Texte intégral
LA COUR DE CASSATION, CHAMBRE SOCIALE, a rendu l'arrêt suivant :
Sur le moyen unique :
Attendu, selon l'arrêt attaqué (Angers, 27 janvier 2009), que M. X..., engagé à compter du 13 mai 2002 par l'union coopérative des Vergers de France et en dernier lieu directeur général, a été licencié pour motif économique le 2 juin 2006 ;
Attendu que la société Les Vergers d'Anjou, venant aux droits de l'union coopérative des Vergers de France, fait grief à l'arrêt de dire le licenciement sans cause réelle et sérieuse et de la condamner à payer diverses sommes, alors, selon le moyen :
1° / que les possibilités de reclassement doivent s'apprécier antérieurement au licenciement ; que pour juger que le licenciement de M. X..., intervenu le 2 juin 2006, était sans cause réelle et sérieuse, la cour d'appel a relevé que l'examen du registre du personnel de l'union Vergers de France révèle que Mme Y... Isabelle (adjointe qualité) et Mme Z... Carole (commerciale), qui toutes deux, comme M. Eric X..., relevaient de la catégorie " cadre ", ont été, pour la première transférée vers la société coopérative Les Vergers d'Anjou le 21 décembre 2006 et pour la seconde, au sein du Bureau du Val de Loire le 14 août 2006 ; qu'en statuant comme l'a fait alors que ces transferts étaient intervenus après le licenciement de M. X..., la cour d'appel a violé l'article L. 1233-4 du code du travail ;
2° / que l'obligation de reclassement qui pèse sur l'employeur ne s'étend pas aux entreprises extérieures au groupe ; que pour juger que le licenciement de M. X... intervenu le 2 juin 2006 était sans cause réelle et sérieuse, la cour d'appel a relevé que l'examen du registre du personnel de l'union Vergers de France révèle que Mme Z... Carole (commerciale), qui comme M. X..., relevaient de la catégorie " cadre ", a été transférée au sein du Bureau du Val de Loire le 14 août 2006 et que la société appelante ne peut pas être suivie dans son affirmation selon laquelle il n'y a eu aucun transfert de personnel de son service commercial vers BVL et selon laquelle il n'existait aucune possibilité de reclassement auprès de cette société ; qu'en statuant comme l'a fait, sans rechercher, comme elle y était invitée, si le Bureau du Val de Loire n'était pas une entreprise extérieure au groupe, la cour d'appel a entaché sa décision d'un défaut de base légale au regard de l'article L. 1233-4 du code du travail ;
3° / que la société Les Vergers de France avait fait valoir qu'au sein du groupe Vergers d'Anjou, les recherches n'avaient pas permis de proposer un reclassement à M. X... ; que la cour d'appel a relevé qu'il résultait du plan de sauvegarde de l'emploi qu'" à ce jour, aucun poste de reclassement interne au sein de l'UES Vergers d'Anjou n'a pu être identifié.
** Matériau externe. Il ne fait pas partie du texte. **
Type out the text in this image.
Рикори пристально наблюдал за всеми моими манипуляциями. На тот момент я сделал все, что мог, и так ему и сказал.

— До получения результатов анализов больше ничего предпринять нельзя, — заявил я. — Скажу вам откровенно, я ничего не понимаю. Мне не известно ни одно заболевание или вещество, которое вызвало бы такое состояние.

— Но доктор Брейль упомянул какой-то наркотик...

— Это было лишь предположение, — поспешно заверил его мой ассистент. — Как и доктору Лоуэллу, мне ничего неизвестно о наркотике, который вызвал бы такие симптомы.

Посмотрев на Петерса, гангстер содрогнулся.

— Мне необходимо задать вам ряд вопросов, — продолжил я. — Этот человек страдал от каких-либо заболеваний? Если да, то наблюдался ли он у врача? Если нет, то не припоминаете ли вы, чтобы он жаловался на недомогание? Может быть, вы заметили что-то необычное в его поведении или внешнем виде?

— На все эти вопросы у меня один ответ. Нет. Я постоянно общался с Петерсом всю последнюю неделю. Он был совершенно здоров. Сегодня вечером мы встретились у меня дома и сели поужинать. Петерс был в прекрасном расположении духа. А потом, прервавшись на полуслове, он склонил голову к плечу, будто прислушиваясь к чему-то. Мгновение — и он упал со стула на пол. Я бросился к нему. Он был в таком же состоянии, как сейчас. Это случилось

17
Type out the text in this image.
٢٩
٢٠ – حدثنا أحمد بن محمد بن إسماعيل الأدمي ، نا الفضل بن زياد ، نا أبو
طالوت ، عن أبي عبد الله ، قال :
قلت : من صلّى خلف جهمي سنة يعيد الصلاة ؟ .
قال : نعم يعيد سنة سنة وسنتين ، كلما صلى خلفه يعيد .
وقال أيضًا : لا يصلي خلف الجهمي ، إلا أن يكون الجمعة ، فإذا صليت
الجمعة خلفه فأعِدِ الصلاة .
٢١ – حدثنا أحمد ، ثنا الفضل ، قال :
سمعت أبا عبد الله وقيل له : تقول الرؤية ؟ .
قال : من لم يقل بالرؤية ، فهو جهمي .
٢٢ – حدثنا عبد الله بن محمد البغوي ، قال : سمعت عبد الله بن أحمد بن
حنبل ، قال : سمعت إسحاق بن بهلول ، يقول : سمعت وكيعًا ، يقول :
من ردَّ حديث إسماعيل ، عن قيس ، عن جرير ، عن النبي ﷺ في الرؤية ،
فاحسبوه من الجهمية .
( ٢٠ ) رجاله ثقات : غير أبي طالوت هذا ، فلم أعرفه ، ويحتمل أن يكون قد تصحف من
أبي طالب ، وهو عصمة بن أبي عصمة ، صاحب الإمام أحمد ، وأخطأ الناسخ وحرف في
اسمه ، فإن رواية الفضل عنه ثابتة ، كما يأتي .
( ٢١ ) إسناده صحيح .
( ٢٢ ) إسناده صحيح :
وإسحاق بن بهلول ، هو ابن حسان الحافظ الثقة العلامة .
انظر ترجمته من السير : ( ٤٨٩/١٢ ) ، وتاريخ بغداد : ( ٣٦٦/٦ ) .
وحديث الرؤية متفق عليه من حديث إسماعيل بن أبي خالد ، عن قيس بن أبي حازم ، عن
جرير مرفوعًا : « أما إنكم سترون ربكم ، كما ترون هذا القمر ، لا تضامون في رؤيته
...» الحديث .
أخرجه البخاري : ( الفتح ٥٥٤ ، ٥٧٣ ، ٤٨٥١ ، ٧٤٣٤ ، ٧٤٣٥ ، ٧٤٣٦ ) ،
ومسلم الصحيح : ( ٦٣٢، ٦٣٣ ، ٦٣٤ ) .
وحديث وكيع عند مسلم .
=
Un examen approfondi des possibilités de reclassement au sein des sociétés du groupe a été réalisé mais n'a pas permis d'identifier de solutions concrètes " ; qu'en considérant que l'employeur n'avait pas respecté son obligation de reclassement, sans tenir compte du plan de sauvegarde de l'emploi duquel il résultait qu'aucun emploi n'était disponible, ni préciser en quoi les recherches effectuées dans ce cadre auraient été insuffisantes, la cour d'appel a violé l'article L. 1233-4 du code du travail ;
Mais attendu que la cour d'appel, qui n'était pas tenue de suivre les parties dans le détail de leur argumentation, appréciant souverainement les éléments qui lui étaient soumis sans s'arrêter aux affirmations du plan de sauvegarde de l'emploi, a constaté que l'employeur, qui faisait partie d'un groupe de dix neuf entreprises, ne justifiait ni de l'impossibilité d'un reclassement, ni d'une recherche effective et sérieuse de reclassement et que le licenciement était pour ce seul motif sans cause réelle et sérieuse ; que nonobstant les motifs surabondants critiqués aux deux premières branches, le moyen n'est pas fondé ;
PAR CES MOTIFS :
REJETTE le pourvoi ;
Condamne la société Les Vergers d'Anjou aux dépens ;
Vu l'article 700 du code de procédure civile, condamne la société Les Vergers d'Anjou à payer à M. X... la somme de 2 500 euros ;
Ainsi fait et jugé par la Cour de cassation, chambre sociale, et prononcé par le président en son audience publique du dix-neuf mai deux mille dix.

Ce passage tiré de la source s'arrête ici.